Someone better check the IT department at the U.S. Chamber of Commerce because someone just got hold of a “confidential memo” and leaked it to us!
To: Board of Directors, U.S. Chamber of Commerce, Institute for Legal Reform
From: ILR Leadership, Staff
Date: October 11, 2017
Re: Every single time!
Well, the Center for Justice & Democracy is at it again. Another one of their reports is out, reviewing internal small business surveys. Yet again, it confirms that “lawsuits,” or the “cost” of lawsuits, is an issue of less importance to small businesses than almost anything else they could possibly imagine. And this time, CJ&D really decided to stick it to us by including our own small business index — which confirms the exact same thing. What is happening?! (I suppose we should at least thank CJ&D for compiling all these surveys in one place).
Look, we’ve tried everything. Using “real housewives” as bait for our “small business summit,” so at least we could ply as many as possible with disinformation. Using our own fake news outlets to push out our phony surveys, hoping to convince them to care. Aligning with other lobby groups, only to find out their work completely undermines us. We are running out of options!
As we all know, it’s been a challenge to coax small businesses into believing we care about them, when multi-million dollar corporate donors dominate our income stream, and we keep doing things directly against their interests. When it comes to issues like “litigation” and “lawsuits,” we seem to be drifting even further apart — no matter how many pop culture icons we pay to impress them.
As you know, in 1998, we were created ILR to pursue the Chamber’s “tort reform” agenda: protecting bad corporations from accountability, weakening the civil jury system and blocking the courthouse door for sick and injured Americans.
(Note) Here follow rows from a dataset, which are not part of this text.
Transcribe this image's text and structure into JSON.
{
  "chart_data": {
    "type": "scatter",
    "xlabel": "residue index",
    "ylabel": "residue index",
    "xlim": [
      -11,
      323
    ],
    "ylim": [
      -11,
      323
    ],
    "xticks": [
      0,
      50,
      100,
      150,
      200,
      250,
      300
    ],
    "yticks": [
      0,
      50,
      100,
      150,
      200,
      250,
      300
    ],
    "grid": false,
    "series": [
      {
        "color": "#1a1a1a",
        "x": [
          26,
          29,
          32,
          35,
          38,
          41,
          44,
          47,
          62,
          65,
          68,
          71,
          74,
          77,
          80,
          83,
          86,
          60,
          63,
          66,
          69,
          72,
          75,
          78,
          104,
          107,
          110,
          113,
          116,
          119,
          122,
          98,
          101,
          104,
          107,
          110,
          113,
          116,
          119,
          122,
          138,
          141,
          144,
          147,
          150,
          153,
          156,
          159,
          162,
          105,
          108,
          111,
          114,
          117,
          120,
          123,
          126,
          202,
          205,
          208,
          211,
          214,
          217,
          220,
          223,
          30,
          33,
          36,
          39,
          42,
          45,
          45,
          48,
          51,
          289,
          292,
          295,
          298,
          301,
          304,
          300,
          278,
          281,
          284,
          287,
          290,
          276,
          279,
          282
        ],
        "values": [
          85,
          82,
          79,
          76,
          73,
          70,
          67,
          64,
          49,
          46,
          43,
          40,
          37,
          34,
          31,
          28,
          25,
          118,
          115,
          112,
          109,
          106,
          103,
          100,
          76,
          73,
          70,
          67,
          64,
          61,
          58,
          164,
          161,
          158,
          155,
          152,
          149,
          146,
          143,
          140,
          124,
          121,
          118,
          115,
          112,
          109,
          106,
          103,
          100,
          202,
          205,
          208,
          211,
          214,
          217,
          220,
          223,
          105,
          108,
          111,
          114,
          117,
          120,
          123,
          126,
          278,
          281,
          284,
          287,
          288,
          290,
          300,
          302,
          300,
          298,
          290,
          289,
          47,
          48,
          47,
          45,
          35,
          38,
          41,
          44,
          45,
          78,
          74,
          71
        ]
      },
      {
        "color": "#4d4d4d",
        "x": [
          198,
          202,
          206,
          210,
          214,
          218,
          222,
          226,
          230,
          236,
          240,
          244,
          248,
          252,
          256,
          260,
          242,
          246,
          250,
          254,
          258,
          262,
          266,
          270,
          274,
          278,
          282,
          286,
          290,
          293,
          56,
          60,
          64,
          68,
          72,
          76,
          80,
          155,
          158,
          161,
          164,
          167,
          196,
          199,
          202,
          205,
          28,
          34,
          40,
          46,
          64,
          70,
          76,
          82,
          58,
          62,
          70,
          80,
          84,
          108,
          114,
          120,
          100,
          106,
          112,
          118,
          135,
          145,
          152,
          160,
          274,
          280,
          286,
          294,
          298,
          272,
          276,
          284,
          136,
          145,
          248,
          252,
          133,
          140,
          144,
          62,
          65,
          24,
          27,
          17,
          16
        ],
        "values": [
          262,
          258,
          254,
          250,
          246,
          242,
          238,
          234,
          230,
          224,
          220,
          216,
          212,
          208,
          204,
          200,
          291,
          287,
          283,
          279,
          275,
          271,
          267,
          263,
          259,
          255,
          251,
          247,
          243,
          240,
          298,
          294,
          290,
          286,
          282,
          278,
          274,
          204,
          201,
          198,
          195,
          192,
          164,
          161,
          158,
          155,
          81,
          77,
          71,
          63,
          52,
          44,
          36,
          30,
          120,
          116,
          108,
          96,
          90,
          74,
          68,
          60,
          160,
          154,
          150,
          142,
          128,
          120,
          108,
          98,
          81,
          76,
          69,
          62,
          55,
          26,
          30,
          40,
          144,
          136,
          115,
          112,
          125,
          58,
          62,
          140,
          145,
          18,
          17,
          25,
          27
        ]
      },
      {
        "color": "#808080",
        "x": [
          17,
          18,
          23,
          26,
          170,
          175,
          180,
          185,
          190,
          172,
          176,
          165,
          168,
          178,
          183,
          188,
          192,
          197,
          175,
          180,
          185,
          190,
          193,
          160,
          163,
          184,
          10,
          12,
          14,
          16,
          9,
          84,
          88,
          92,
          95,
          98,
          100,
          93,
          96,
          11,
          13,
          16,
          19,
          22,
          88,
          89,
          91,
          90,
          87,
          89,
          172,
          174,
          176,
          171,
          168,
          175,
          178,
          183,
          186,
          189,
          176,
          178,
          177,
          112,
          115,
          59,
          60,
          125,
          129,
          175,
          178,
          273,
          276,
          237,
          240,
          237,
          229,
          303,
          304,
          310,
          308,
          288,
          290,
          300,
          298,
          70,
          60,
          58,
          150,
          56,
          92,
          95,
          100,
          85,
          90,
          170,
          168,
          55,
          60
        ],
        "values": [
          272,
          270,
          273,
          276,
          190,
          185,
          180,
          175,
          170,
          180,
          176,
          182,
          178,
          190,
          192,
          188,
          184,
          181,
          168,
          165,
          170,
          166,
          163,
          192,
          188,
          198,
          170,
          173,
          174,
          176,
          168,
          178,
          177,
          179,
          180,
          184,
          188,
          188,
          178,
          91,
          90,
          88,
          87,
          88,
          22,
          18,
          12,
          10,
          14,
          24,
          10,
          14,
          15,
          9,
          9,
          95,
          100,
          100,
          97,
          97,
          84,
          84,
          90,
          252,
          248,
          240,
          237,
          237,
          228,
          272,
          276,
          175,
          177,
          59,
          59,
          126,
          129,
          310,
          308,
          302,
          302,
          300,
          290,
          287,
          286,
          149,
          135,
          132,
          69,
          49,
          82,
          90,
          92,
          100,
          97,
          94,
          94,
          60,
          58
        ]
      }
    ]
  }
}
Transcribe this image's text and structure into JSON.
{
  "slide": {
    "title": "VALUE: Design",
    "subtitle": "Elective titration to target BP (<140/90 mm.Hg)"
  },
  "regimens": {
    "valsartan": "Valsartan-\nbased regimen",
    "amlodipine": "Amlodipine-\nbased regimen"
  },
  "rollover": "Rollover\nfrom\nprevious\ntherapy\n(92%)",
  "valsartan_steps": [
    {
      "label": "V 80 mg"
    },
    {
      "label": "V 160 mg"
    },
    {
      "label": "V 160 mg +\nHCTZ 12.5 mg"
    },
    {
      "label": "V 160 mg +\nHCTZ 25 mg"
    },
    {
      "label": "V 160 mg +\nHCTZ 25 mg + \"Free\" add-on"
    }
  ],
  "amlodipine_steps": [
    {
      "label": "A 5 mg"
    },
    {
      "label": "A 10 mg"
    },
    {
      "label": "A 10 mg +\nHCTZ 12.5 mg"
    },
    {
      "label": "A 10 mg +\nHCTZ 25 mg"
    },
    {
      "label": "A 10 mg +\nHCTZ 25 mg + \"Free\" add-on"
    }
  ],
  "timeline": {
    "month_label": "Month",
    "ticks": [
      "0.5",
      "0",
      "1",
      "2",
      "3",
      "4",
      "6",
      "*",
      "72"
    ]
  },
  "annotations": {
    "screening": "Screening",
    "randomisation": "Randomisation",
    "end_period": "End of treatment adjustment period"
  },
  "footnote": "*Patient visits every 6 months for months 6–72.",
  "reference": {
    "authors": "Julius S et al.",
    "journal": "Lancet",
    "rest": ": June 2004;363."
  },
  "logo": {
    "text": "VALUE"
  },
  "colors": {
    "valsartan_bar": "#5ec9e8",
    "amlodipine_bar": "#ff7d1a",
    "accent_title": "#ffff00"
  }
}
But let’s face it, we want to block access to court for small businesses, too. They sue big companies a lot. Why would they want their own rights stripped away?
Of course, they don’t. That’s why, when we do surveys supporting “tort reform,” we can't ask small businesses what they think about the idea. We have to go to $100 million companies, and ask their in-house corporate lawyers who, as one expert put it, are “likely the very attorneys who experienced the professional embarrassment of losing at trial, naturally wanting to blame the states’ courts for their loss.” That’s just not honest.
Not sure what to do, but thanks for letting us vent. It’s been a frustrating few months!